An insufficient mobility policy could also cause personnel issues. With current employee expectations, the best talent typically won't stay at a company with a subpar mobility policy. Technology has also become a key factor in campus recruiting, as new members of the workforce take innovation for granted and are dependent on technology. Companies suffer significant consequences because of outdated technology and processes, and they may not even realize they need to adapt to changing user demand. Users will find a way around policies, sometimes to the detriment of security, or they will find another company to work for.
Implementing a modern mobility policy
When developing a mobility policy, you must start with a high-level view of the departments that must be engaged and what the strategy seeks to accomplish. The technology selection comes later; if you start with technology first, it is extremely difficult to backtrack once devices are in the field and change how employees work by implementing controls and adding more protections.
Your organization must define its requirements up front, and establish employee expectations. Thinking through the policy from an HR and IT standpoint and what information should be secured on the phone is important before developing any type of implementation road map. Setting clear expectations helps show that you understand how critical mobile devices are and also helps garner trust when employees know that they are supported.
Implementing mobility solutions such as Microsoft's Enterprise Mobility Suite (EMS) can integrate additional security, controlling everything from a particular email message to any attachments included. This platform includes single sign-on to different cloud applications, mobile device management and a higher level of information protection. Implementing EMS before enabling email and other work functions provides full visibility and control of company information on any device, allowing your organization to protect its data and audit against the desired level of access.

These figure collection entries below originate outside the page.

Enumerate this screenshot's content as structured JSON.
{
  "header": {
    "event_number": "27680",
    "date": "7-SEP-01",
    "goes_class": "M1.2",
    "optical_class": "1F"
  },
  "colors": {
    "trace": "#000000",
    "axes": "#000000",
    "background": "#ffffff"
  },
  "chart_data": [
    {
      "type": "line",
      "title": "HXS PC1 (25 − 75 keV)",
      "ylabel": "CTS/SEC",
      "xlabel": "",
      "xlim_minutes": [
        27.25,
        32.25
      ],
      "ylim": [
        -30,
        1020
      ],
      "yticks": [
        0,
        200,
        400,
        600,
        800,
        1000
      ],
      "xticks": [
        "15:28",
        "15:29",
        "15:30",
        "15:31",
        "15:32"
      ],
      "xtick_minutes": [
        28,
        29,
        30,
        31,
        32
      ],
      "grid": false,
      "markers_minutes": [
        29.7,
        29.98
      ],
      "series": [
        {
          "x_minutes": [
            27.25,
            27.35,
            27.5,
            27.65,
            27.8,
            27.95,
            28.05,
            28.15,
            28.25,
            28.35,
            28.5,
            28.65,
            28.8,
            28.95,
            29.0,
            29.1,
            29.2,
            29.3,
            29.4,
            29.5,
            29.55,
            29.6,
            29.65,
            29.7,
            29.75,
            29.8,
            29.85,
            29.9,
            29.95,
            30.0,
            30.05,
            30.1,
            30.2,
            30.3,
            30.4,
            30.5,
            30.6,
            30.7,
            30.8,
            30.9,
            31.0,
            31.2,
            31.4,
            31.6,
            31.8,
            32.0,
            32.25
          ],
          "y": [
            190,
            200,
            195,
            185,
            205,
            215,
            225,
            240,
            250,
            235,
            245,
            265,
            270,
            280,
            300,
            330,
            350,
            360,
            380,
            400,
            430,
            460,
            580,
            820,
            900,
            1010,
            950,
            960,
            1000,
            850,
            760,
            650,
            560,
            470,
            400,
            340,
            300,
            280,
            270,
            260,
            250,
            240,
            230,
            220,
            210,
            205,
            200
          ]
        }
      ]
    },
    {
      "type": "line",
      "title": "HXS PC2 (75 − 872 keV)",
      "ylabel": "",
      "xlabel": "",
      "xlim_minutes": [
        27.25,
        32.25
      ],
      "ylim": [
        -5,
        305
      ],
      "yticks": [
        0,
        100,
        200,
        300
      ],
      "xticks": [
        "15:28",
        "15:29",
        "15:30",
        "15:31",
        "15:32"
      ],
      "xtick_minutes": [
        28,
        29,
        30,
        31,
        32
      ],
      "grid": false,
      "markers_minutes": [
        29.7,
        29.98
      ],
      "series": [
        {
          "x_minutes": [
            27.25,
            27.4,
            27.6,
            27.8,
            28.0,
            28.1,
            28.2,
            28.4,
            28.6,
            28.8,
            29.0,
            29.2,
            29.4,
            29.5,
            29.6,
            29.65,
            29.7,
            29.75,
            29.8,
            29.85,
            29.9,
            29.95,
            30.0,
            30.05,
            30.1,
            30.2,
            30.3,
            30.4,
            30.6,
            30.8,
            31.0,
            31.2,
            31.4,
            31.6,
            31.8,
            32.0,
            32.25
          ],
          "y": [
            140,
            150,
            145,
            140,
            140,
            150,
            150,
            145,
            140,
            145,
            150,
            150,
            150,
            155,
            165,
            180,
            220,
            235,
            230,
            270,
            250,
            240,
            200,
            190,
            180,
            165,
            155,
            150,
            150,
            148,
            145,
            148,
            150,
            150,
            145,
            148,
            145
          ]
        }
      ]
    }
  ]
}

Unfortunately, many companies do not have the staffing or experience on staff to implement a thorough mobility policy. Consulting with an experienced advisor can help your business understand its needs and capabilities, involve the right departments, provide a barometer of the success of mobility strategies at peer organizations and map out a comprehensive strategy.
The future of mobility
The common technology structure with a desktop or laptop computer serving as an employees' sole device is going away. Workers use smartphones as their primary device more often, especially if they travel frequently or work remotely. Tablets are also becoming more than just consumption devices with the integration of more robust software suites, and new hybrid devices provide the functionality of a laptop with the mobility of a tablet. As time goes by, employees may only go back to a desktop or laptop for significant document edits.
With employees wanting to use their own device, and with differences in mobile platforms and devices, the demand for mobile developers will continue to increase. Additionally, a new breed of talent is necessary to map applications and devices to user personas and businesses processes, while developing new strategies to increase efficiency through mobility.
The need for mobility is not going away; worldwide smartphone usage is projected to double by 2020, with 70 percent of the population utilizing devices.1 Therefore, you must carefully evaluate employee and organizational needs when designing a mobility solution and involve several different parties to increase security and reduce liability. Focusing on the strategy before the technology, and performing the proper due diligence first, can help develop a mobility approach that dramatically increases access and productivity.